Now look closely at the diagram on the left, and imagine replacing one of those SCRs with a conductor, then follow the path. You see that if just ONE of the SCRs short, there is a complete path through one winding of the motor with no way to interrupt it. You can't know there is a shorted SCR until after the starter turns off, so what happens is that 5 of the SCRs turn off and one stays on, which eventually burns out the motor winding. So in order to safely use this concept, it is IMPERITIVE that a "Line isolation Contactor" be added to the soft starter circuit that is then tied to the Shorted SCR Detection / Fault contact of the soft starter (often referred to as a "Fault Contactor"), so that when the starter detects that one unit failed to turn off, it opens the contactor and will not allow the motor to be restarted until the problem is fixed. The added risk of not using the Fault Contactor or the added cost of using one typically negates the savings attained by reducing the starter size. Yet, plenty of people take the risk in order to save up front cost, then end up regretting it later when they have to replace the motor.

Another significant risk is in the complexity of this concept. Most electricians and electrical engineers have never seen this done and/or and are unaware of the concept, as evidenced by the initial answers in this thread. So what happens is that even if YOU figure it out now and implement it, the NEXT person to come across it will be very confused. One mistake in wiring this up and the motor doesn't just spin backward for a second, you fry the SCRs and buy a new soft starter. Then it become TWICE as expensive!
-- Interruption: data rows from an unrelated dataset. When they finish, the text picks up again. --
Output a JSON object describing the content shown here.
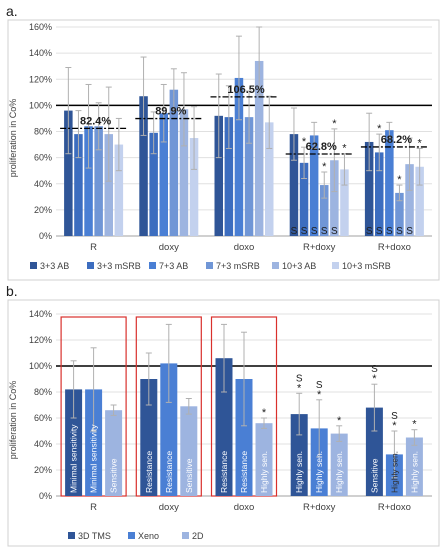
{
  "panels": [
    {
      "label": "a.",
      "ylabel": "proliferation in Co%",
      "yticks": [
        "0%",
        "20%",
        "40%",
        "60%",
        "80%",
        "100%",
        "120%",
        "140%",
        "160%"
      ],
      "ymax": 160,
      "reference": 100,
      "chart_data": {
        "type": "bar",
        "categories": [
          "R",
          "doxy",
          "doxo",
          "R+doxy",
          "R+doxo"
        ],
        "ylim": [
          0,
          160
        ],
        "series": [
          {
            "name": "3+3 AB",
            "color": "#2f5597",
            "values": [
              96,
              107,
              92,
              78,
              72
            ],
            "err": [
              33,
              30,
              32,
              20,
              22
            ],
            "star": [
              false,
              false,
              false,
              false,
              false
            ],
            "sig": [
              false,
              false,
              false,
              true,
              true
            ]
          },
          {
            "name": "3+3 mSRB",
            "color": "#3c6dbf",
            "values": [
              78,
              79,
              91,
              56,
              64
            ],
            "err": [
              18,
              16,
              24,
              12,
              14
            ],
            "star": [
              false,
              false,
              false,
              true,
              true
            ],
            "sig": [
              false,
              false,
              false,
              true,
              true
            ]
          },
          {
            "name": "7+3 AB",
            "color": "#4a7fd4",
            "values": [
              84,
              94,
              121,
              77,
              81
            ],
            "err": [
              32,
              22,
              32,
              10,
              6
            ],
            "star": [
              false,
              false,
              false,
              false,
              false
            ],
            "sig": [
              false,
              false,
              false,
              true,
              true
            ]
          },
          {
            "name": "7+3 mSRB",
            "color": "#7096d6",
            "values": [
              84,
              112,
              91,
              39,
              33
            ],
            "err": [
              18,
              16,
              20,
              10,
              6
            ],
            "star": [
              false,
              false,
              false,
              true,
              true
            ],
            "sig": [
              false,
              false,
              false,
              true,
              true
            ]
          },
          {
            "name": "10+3 AB",
            "color": "#9db4e0",
            "values": [
              78,
              97,
              134,
              58,
              55
            ],
            "err": [
              36,
              28,
              26,
              24,
              20
            ],
            "star": [
              false,
              false,
              false,
              true,
              false
            ],
            "sig": [
              false,
              false,
              false,
              true,
              true
            ]
          },
          {
            "name": "10+3 mSRB",
            "color": "#c3d1ee",
            "values": [
              70,
              75,
              87,
              51,
              53
            ],
            "err": [
              20,
              24,
              20,
              12,
              14
            ],
            "star": [
              false,
              false,
              false,
              true,
              true
            ],
            "sig": [
              false,
              false,
              false,
              false,
              false
            ]
          }
        ],
        "averages": [
          {
            "text": "82.4%",
            "value": 82.4
          },
          {
            "text": "89.9%",
            "value": 89.9
          },
          {
            "text": "106.5%",
            "value": 106.5
          },
          {
            "text": "62.8%",
            "value": 62.8
          },
          {
            "text": "68.2%",
            "value": 68.2
          }
        ],
        "sig_symbol": "S",
        "star_symbol": "*"
      }
    },
    {
      "label": "b.",
      "ylabel": "proliferation in Co%",
      "yticks": [
        "0%",
        "20%",
        "40%",
        "60%",
        "80%",
        "100%",
        "120%",
        "140%"
      ],
      "ymax": 140,
      "reference": 100,
      "chart_data": {
        "type": "bar",
        "categories": [
          "R",
          "doxy",
          "doxo",
          "R+doxy",
          "R+doxo"
        ],
        "ylim": [
          0,
          140
        ],
        "series": [
          {
            "name": "3D TMS",
            "color": "#2f5597",
            "values": [
              82,
              90,
              106,
              63,
              68
            ],
            "err": [
              22,
              20,
              26,
              16,
              18
            ],
            "star": [
              false,
              false,
              false,
              true,
              true
            ],
            "sig": [
              false,
              false,
              false,
              true,
              true
            ]
          },
          {
            "name": "Xeno",
            "color": "#4a7fd4",
            "values": [
              82,
              102,
              90,
              52,
              32
            ],
            "err": [
              32,
              30,
              36,
              22,
              18
            ],
            "star": [
              false,
              false,
              false,
              true,
              true
            ],
            "sig": [
              false,
              false,
              false,
              true,
              true
            ]
          },
          {
            "name": "2D",
            "color": "#9db4e0",
            "values": [
              66,
              69,
              56,
              48,
              45
            ],
            "err": [
              4,
              6,
              4,
              6,
              6
            ],
            "star": [
              false,
              false,
              true,
              true,
              true
            ],
            "sig": [
              false,
              false,
              false,
              false,
              false
            ]
          }
        ],
        "bar_labels": [
          [
            "Minimal sensitivity",
            "Minimal sensitivity",
            "Sensitive"
          ],
          [
            "Resistance",
            "Resistance",
            "Sensitive"
          ],
          [
            "Resistance",
            "Resistance",
            "Highly sen."
          ],
          [
            "Highly sen.",
            "Highly sen.",
            "Highly sen."
          ],
          [
            "Sensitive",
            "Highly sen.",
            "Highly sen."
          ]
        ],
        "boxed_groups": [
          0,
          1,
          2
        ],
        "box_color": "#d9302c",
        "sig_symbol": "S",
        "star_symbol": "*"
      }
    }
  ]
}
The final risk is that not only do several soft starter manufacturers not allow this configuration at all so you have fewer to choose from, even some of those that do offer it have been designed so cheaply that they don't even HAVE the necessary Shorted SCR Detection circuit, because they KNOW that the chief market for these is OEMs who want to provide a cheap solution but have no long term risk involving motor replacement if it outlasts the warranty. This all but guarantees that you will eventually cook the motor, but the OEM is going to get the order for the replacement in many cases, so it actually benefits THEM, not the end user.

So bottom line, even though my company makes and sells a soft starter capable of being used this way, I do everything I can to discourage it's use. It is fraught with risk with almost no rewards and the only rewards it offers are based primarily on luck.

Luck is not a valid engineering strategy.